Ethical awareness, skills and knowledge in medical ethics
We consider ethical competence to be a skill, just as communication abilities are skills required by healthcare personnel. Similarly, education in ethics is about practicing, raising awareness as well as learning about new theories. Our teaching programme is concerned with encouraging participants to share their own experiences and reflections.
We have also discussed the application and relevance of our methods and of ‘Western’ ethical theories in an Ethiopian context. How, for example, is the ethical principle of ‘respect for patient autonomy’ understood by Ethiopian doctors and what role does it play compared to considerations of the patient’s family and community? Based on our experiences, sustainable strategies for capacity building must be developed locally, in close collaboration with experienced ethicists, and by using specific dilemmas that are perceived as relevant and context-appropriate (13).
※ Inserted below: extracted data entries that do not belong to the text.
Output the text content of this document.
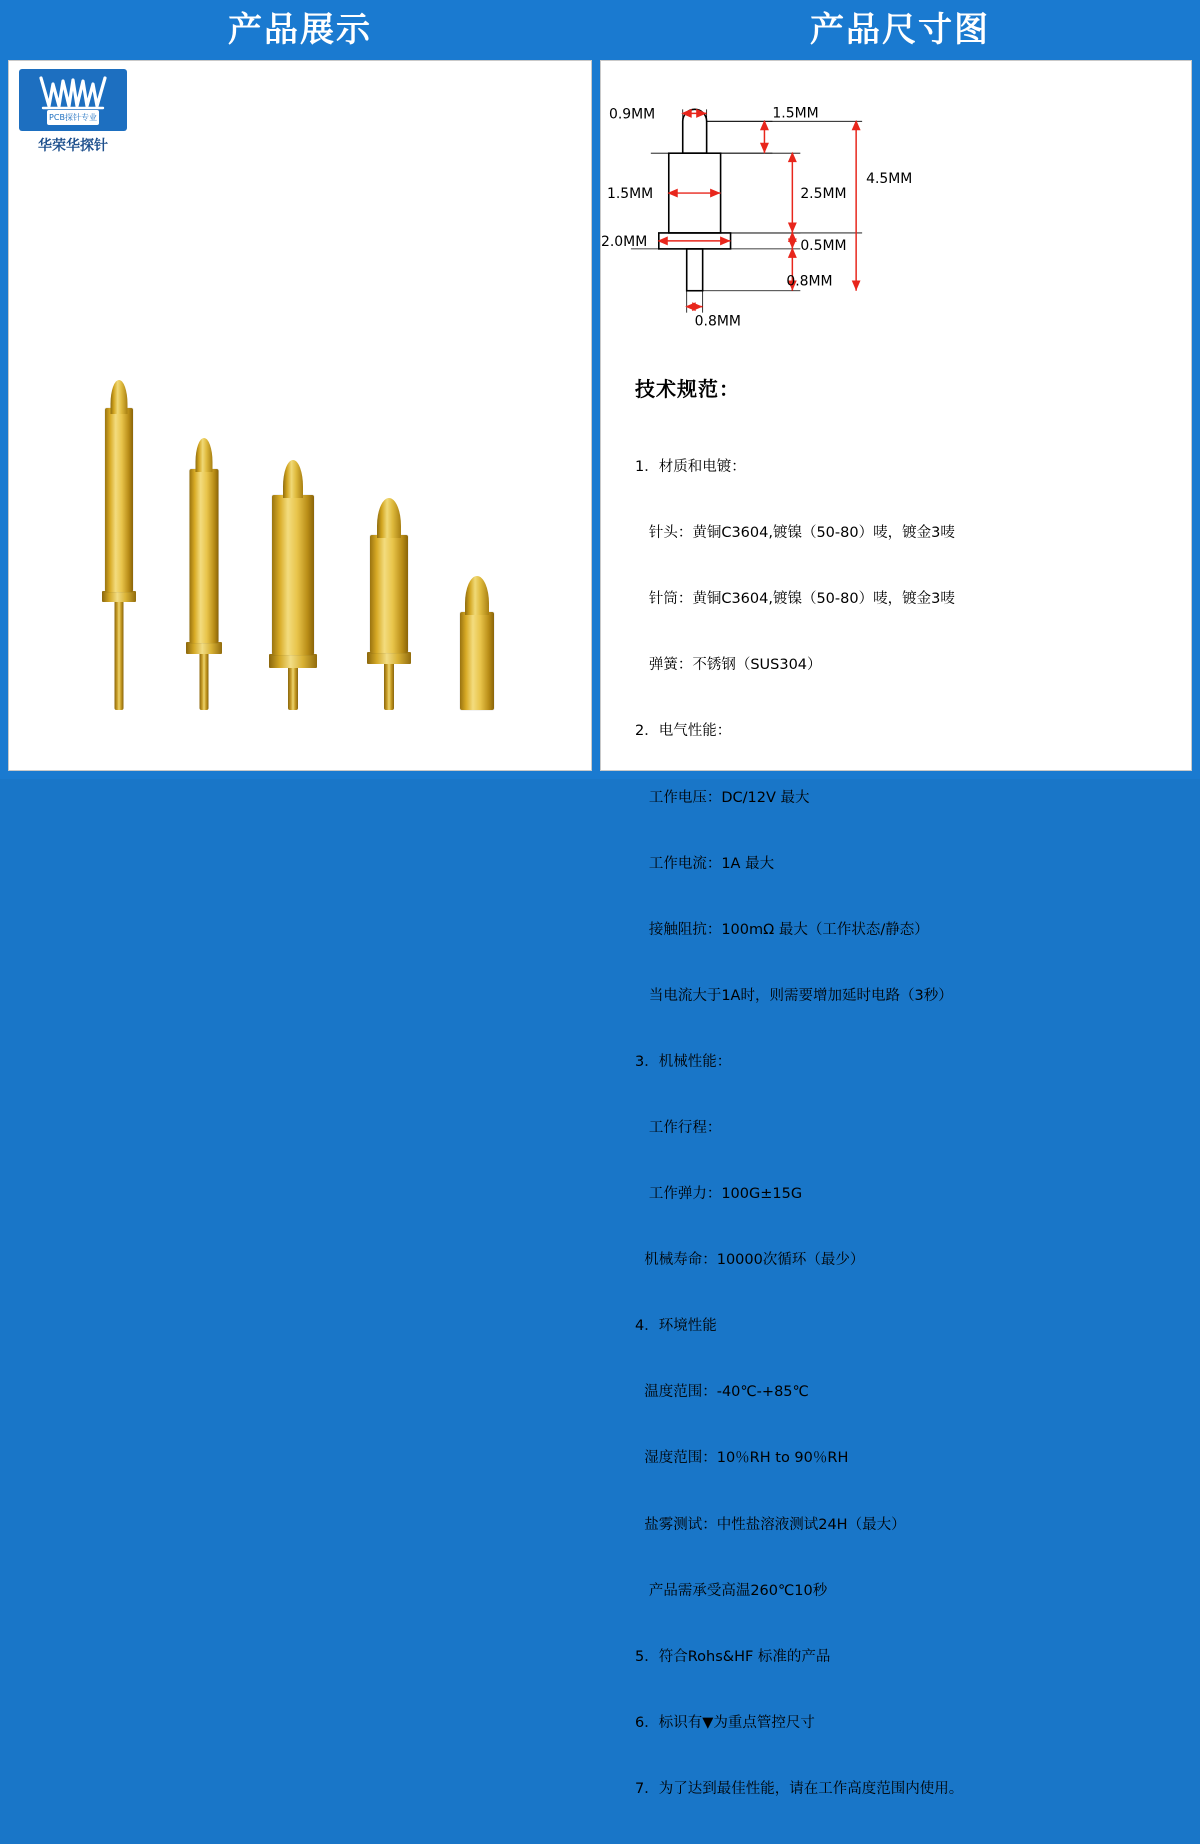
产品展示	产品尺寸图
PCB探针专业
华荣华探针
0.9MM	1.5MM
1.5MM	2.5MM
4.5MM
2.0MM	0.5MM
0.8MM
0.8MM
技术规范：

1．材质和电镀：

针头：黄铜C3604,镀镍（50-80）唛，镀金3唛

针筒：黄铜C3604,镀镍（50-80）唛，镀金3唛

弹簧：不锈钢（SUS304）

2．电气性能：

工作电压：DC/12V 最大

工作电流：1A 最大

接触阻抗：100mΩ 最大（工作状态/静态）

当电流大于1A时，则需要增加延时电路（3秒）

3．机械性能：

工作行程：

工作弹力：100G±15G

机械寿命：10000次循环（最少）

4．环境性能

温度范围：-40℃-+85℃

湿度范围：10％RH to 90％RH

盐雾测试：中性盐溶液测试24H（最大）

产品需承受高温260℃10秒

5．符合Rohs&HF 标准的产品

6．标识有▼为重点管控尺寸

7．为了达到最佳性能，请在工作高度范围内使用。
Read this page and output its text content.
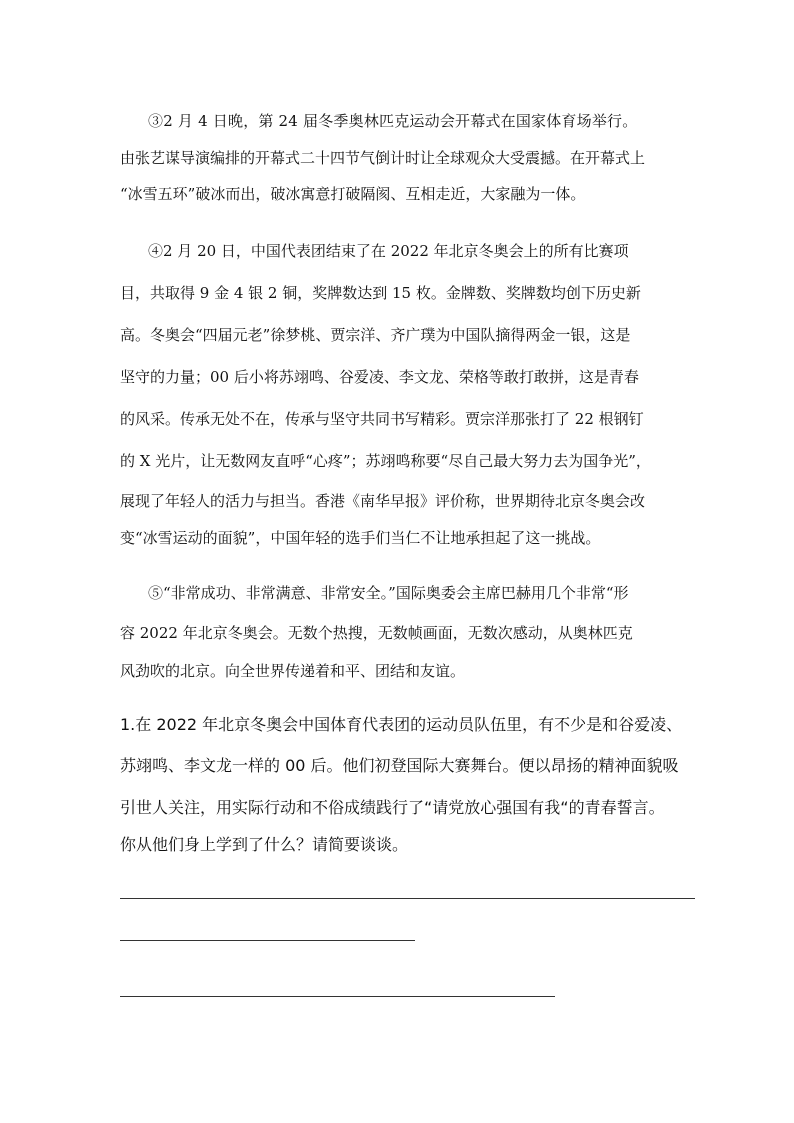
③2 月 4 日晚，第 24 届冬季奥林匹克运动会开幕式在国家体育场举行。
由张艺谋导演编排的开幕式二十四节气倒计时让全球观众大受震撼。在开幕式上
“冰雪五环”破冰而出，破冰寓意打破隔阂、互相走近，大家融为一体。
④2 月 20 日，中国代表团结束了在 2022 年北京冬奥会上的所有比赛项
目，共取得 9 金 4 银 2 铜，奖牌数达到 15 枚。金牌数、奖牌数均创下历史新
高。冬奥会“四届元老”徐梦桃、贾宗洋、齐广璞为中国队摘得两金一银，这是
坚守的力量；00 后小将苏翊鸣、谷爱凌、李文龙、荣格等敢打敢拼，这是青春
的风采。传承无处不在，传承与坚守共同书写精彩。贾宗洋那张打了 22 根钢钉
的 X 光片，让无数网友直呼“心疼”；苏翊鸣称要“尽自己最大努力去为国争光”，
展现了年轻人的活力与担当。香港《南华早报》评价称，世界期待北京冬奥会改
变“冰雪运动的面貌”，中国年轻的选手们当仁不让地承担起了这一挑战。
⑤“非常成功、非常满意、非常安全。”国际奥委会主席巴赫用几个非常“形
容 2022 年北京冬奥会。无数个热搜，无数帧画面，无数次感动，从奥林匹克
风劲吹的北京。向全世界传递着和平、团结和友谊。
1.在 2022 年北京冬奥会中国体育代表团的运动员队伍里，有不少是和谷爱凌、
苏翊鸣、李文龙一样的 00 后。他们初登国际大赛舞台。便以昂扬的精神面貌吸
引世人关注，用实际行动和不俗成绩践行了“请党放心强国有我“的青春誓言。
你从他们身上学到了什么？请简要谈谈。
Despite great enthusiasm and support from the Ethiopian Ministry of Health and from the leaders of universities and hospitals, there is a long way to go before ethics education, professional development and ethical support systems (such as clinical ethics committees) are in place. The huge increase in the number of medical students and other healthcare professions leads to challenges in obtaining qualified teachers, organising training programmes, and securing sufficient time and resources to promote ethical competence in the clinic.
We hope that our collaboration, and the Center for Medical Ethics and Priority Setting, can increase the position of medical ethics in healthcare programmes, and assist Ethiopian colleagues in discussing and conducting research on ethical challenges.
With an open and curious attitude to how others experience and deal with ethical dilemmas, we can learn much about our own and others’ values, and at the same time lay the foundations for learning and development among our colleagues elsewhere in the world.